Tuesday, February 15, 2005

Recruiting shenanegans 
Sounds like some Florida National Guard recruiter got caught misrepresenting the truth to high school students in St. Petersburg.

I've got a full-time recruiter who works trying to bring people into my unit. There's no doubt that the Guard is turning on the full-court press to step up recruiting and retention: Reenlistment bonuses have tripled, and recruiting/retention goals are receiving far more visibility when it comes to officer evaluation reports than I've ever seen in Florida (although it's still not as heavy-handed as in Kentucky, where it seems we spent more command and staff time discussing recruiting than we did training).

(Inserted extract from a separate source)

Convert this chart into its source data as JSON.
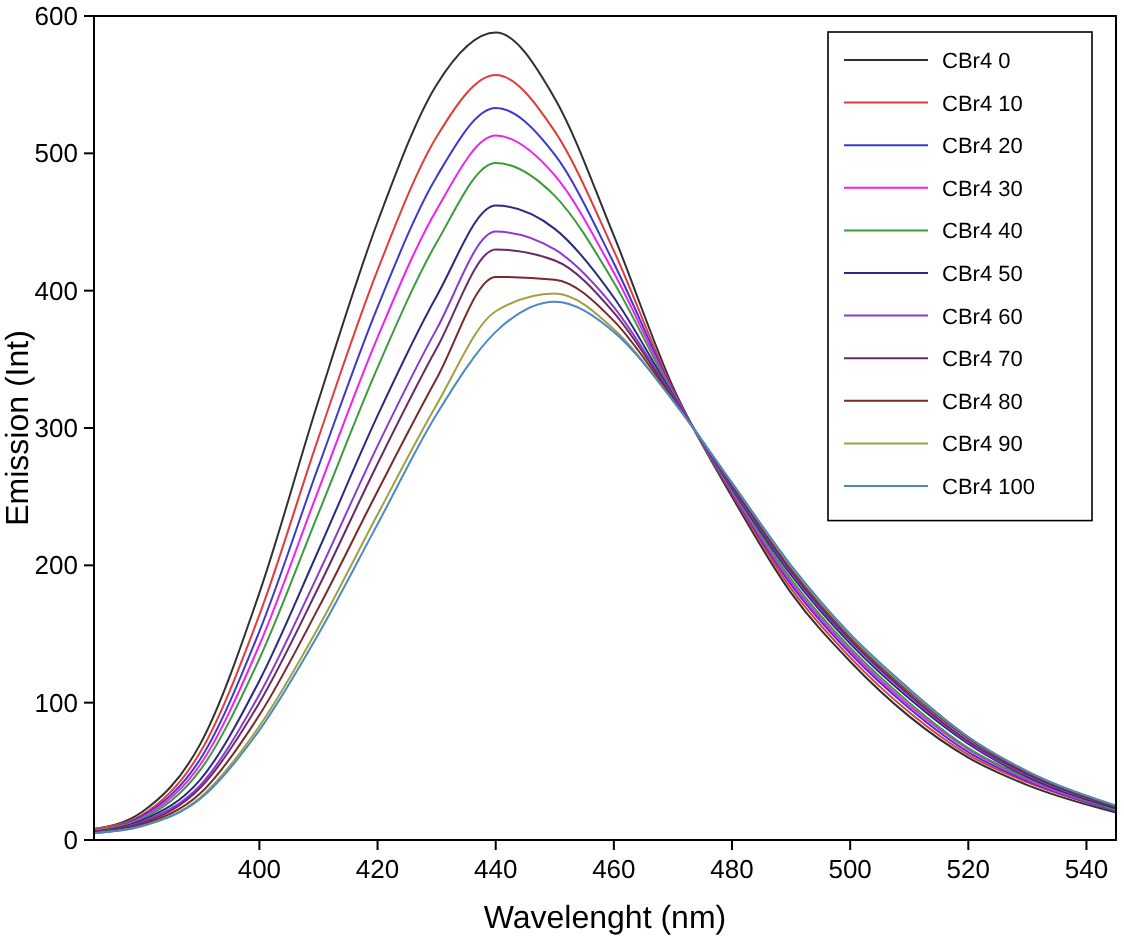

I've talked to my recruiter and others at length about what interests the kids today and what motivates them. I don't go down to meet with the kids or shepherd them through the recruiting process. But as a unit commander, it's MY recruiting and retention program, and my recruiter knows I intend to be straight with these kids, and that includes being very clear that there is a possibility they could be deployed overseas, to Iraq, to Afghanistan, Kosovo, or anywhere else the US Army has or will have a presence and a mission: and why would they want it any other way? Who wants to be part of a nondeployable, second-rate outfit?

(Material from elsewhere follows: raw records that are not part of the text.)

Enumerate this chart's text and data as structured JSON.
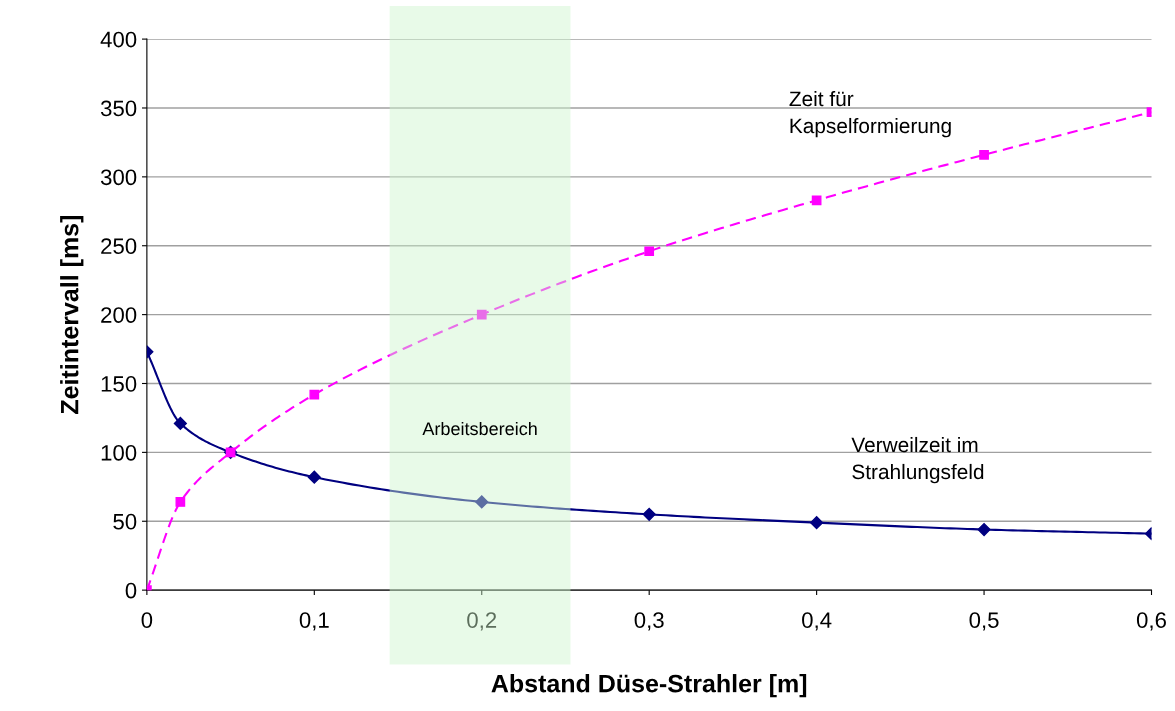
{
  "chart_data": {
    "type": "line",
    "xlabel": "Abstand Düse-Strahler [m]",
    "ylabel": "Zeitintervall [ms]",
    "x": [
      0,
      0.02,
      0.05,
      0.1,
      0.2,
      0.3,
      0.4,
      0.5,
      0.6
    ],
    "series": [
      {
        "name": "Verweilzeit im\nStrahlungsfeld",
        "color": "#000080",
        "marker": "diamond",
        "line_style": "solid",
        "values": [
          173,
          121,
          100,
          82,
          64,
          55,
          49,
          44,
          41
        ]
      },
      {
        "name": "Zeit für\nKapselformierung",
        "color": "#ff00ff",
        "marker": "square",
        "line_style": "dashed",
        "values": [
          0,
          64,
          100,
          142,
          200,
          246,
          283,
          316,
          347
        ]
      }
    ],
    "xlim": [
      0,
      0.6
    ],
    "ylim": [
      0,
      400
    ],
    "xticks": [
      0,
      {
        "value": 0.1,
        "label": "0,1"
      },
      {
        "value": 0.2,
        "label": "0,2"
      },
      {
        "value": 0.3,
        "label": "0,3"
      },
      {
        "value": 0.4,
        "label": "0,4"
      },
      {
        "value": 0.5,
        "label": "0,5"
      },
      {
        "value": 0.6,
        "label": "0,6"
      }
    ],
    "yticks": [
      0,
      50,
      100,
      150,
      200,
      250,
      300,
      350,
      400
    ],
    "grid": "y",
    "legend": false,
    "bands": [
      {
        "axis": "x",
        "from": 0.145,
        "to": 0.253,
        "label": "Arbeitsbereich",
        "color": "#ccf5cc"
      }
    ]
  }
}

Still, looking over the recruiting office and literature, my overwhelming sense is that the Guard is downplaying its involvement in Iraq. You walk in the recruiting office, and there's not one picture of the unit in Iraq, nor do any of the official-looking brochures I've seen contain photos of soldiers in action in Iraq or Afghanistan.

Everyone's wearing green.

I've seen one poster for Operation Enduring Freedom taken in Afghanistan, with the soldiers in DCUs, but I usually see that one around the units, not in the recruiters' offices.

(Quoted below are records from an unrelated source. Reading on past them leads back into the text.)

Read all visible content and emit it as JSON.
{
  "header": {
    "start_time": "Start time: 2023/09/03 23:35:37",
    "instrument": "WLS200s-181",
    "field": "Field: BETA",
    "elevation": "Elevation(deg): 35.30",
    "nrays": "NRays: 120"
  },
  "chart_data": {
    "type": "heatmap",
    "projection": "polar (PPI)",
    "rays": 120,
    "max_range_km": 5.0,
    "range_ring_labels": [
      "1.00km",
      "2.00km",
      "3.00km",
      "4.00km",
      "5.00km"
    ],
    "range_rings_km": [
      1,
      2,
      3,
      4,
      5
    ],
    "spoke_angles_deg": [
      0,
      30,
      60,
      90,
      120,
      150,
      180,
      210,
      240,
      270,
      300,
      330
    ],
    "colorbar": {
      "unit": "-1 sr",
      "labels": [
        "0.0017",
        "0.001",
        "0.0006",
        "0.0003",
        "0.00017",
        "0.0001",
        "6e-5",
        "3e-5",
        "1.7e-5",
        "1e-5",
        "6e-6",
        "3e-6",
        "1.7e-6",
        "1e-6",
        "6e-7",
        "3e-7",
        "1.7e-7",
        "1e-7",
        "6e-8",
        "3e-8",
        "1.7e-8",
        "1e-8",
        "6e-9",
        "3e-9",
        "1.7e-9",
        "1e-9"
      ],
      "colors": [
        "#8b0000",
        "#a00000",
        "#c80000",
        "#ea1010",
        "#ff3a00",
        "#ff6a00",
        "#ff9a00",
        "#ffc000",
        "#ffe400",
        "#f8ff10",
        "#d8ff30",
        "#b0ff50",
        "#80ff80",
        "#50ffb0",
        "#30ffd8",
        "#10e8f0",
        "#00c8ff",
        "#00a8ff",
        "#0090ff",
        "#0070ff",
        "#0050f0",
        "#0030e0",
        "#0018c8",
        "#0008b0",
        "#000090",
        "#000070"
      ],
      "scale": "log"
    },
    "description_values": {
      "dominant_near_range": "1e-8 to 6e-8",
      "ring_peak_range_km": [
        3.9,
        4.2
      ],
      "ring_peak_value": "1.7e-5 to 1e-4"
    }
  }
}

Do I agree with the approach? Not really. But I don't particularly disagree with it, either, as long as we're up front about disclosing that we are part of the Army and could be Federalized and deployed anywhere in the world by order of the President.

I'm not out there in the trenches, though, talking to the kids and their families. The recruiters are telling me that a lot of the time, the kids are receptive to deployment, and even willing. It's their parents who won't sign off.